PetaLibrary outage
Incident Report for CU Boulder RC
Resolved
The multiple PetaLibrary disk failures in a single slot have not produced enough data to justify additional hardware replacement. The service has been stable for over two weeks, so we are closing this issue. The vendor is committed to assisting us if the failure mode reappears and we can pinpoint the failed component.
Posted Sep 15, 2021 - 14:47 MDT
Monitoring
We have returned PetaLibrary to service and will be following-up with our support vendor to understand the root cause of this issue.

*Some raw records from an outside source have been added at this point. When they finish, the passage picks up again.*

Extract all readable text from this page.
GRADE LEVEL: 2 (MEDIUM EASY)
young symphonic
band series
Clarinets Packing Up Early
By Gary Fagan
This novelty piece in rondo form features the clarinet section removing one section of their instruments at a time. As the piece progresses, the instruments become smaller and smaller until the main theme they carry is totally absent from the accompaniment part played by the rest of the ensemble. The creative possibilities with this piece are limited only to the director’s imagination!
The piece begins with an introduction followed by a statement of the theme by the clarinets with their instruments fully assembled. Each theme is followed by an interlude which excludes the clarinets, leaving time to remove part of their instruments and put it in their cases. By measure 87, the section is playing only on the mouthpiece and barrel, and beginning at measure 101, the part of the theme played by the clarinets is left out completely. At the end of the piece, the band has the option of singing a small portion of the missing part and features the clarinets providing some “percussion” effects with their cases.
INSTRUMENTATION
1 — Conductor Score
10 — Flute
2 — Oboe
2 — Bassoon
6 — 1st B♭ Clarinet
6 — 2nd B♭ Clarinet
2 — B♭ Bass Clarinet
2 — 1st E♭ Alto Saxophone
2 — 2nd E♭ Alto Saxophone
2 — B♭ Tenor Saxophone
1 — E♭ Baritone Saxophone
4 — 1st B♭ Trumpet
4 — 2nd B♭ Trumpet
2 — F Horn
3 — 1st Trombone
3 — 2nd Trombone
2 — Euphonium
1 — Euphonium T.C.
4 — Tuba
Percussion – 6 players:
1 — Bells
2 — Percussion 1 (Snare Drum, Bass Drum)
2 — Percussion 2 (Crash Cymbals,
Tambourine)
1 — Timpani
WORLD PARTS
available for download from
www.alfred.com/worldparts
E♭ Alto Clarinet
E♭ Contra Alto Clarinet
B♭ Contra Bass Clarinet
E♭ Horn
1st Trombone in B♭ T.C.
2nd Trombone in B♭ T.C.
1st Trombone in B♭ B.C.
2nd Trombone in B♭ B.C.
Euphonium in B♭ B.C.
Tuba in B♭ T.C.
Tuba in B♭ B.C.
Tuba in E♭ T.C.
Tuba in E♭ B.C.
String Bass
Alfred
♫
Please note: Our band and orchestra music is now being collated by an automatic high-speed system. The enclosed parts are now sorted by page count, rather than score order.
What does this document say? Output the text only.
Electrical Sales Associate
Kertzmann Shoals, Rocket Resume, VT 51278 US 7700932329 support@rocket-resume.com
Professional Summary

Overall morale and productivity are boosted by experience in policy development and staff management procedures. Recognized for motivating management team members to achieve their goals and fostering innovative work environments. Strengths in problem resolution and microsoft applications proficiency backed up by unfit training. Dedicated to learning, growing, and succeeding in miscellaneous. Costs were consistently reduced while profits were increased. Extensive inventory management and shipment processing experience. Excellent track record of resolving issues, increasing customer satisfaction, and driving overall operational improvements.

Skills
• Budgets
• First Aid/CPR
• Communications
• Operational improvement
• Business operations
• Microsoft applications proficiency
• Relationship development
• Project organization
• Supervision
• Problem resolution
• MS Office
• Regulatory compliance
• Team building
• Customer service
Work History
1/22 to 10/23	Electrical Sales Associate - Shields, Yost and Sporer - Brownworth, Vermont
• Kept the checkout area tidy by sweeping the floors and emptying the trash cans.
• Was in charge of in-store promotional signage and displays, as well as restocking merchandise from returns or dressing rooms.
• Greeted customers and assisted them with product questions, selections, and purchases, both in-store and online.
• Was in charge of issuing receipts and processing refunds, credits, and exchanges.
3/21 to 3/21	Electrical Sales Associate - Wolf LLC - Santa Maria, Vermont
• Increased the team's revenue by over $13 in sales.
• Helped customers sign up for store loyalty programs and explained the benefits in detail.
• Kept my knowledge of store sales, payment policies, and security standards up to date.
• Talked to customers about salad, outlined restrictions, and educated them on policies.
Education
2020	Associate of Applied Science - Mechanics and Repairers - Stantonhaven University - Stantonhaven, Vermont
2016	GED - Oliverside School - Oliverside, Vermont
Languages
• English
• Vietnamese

Posted Sep 01, 2021 - 11:07 MDT
Investigating
While investigating this issue with a diagnostic script provided by our hardware supplier, one of the BeeGFS servers supporting PetaLibrary/active encountered an issue. We are working to restore service as soon as possible.
Posted Sep 01, 2021 - 10:34 MDT
Identified
PetaLibrary services are available again, with one node not in the cluster. Two disks have failed, one of which is the third failure in the same disk slot. This implies an issue with a backplane or I/O module. We are working with the vendor to understand the cause of the failures.
Posted Aug 26, 2021 - 09:49 MDT
Investigating
Two PetaLibrary nodes are currently down, making most allocations inaccessible. We are working to restore functionality.
Posted Aug 26, 2021 - 08:50 MDT
This incident affected: PetaLibrary.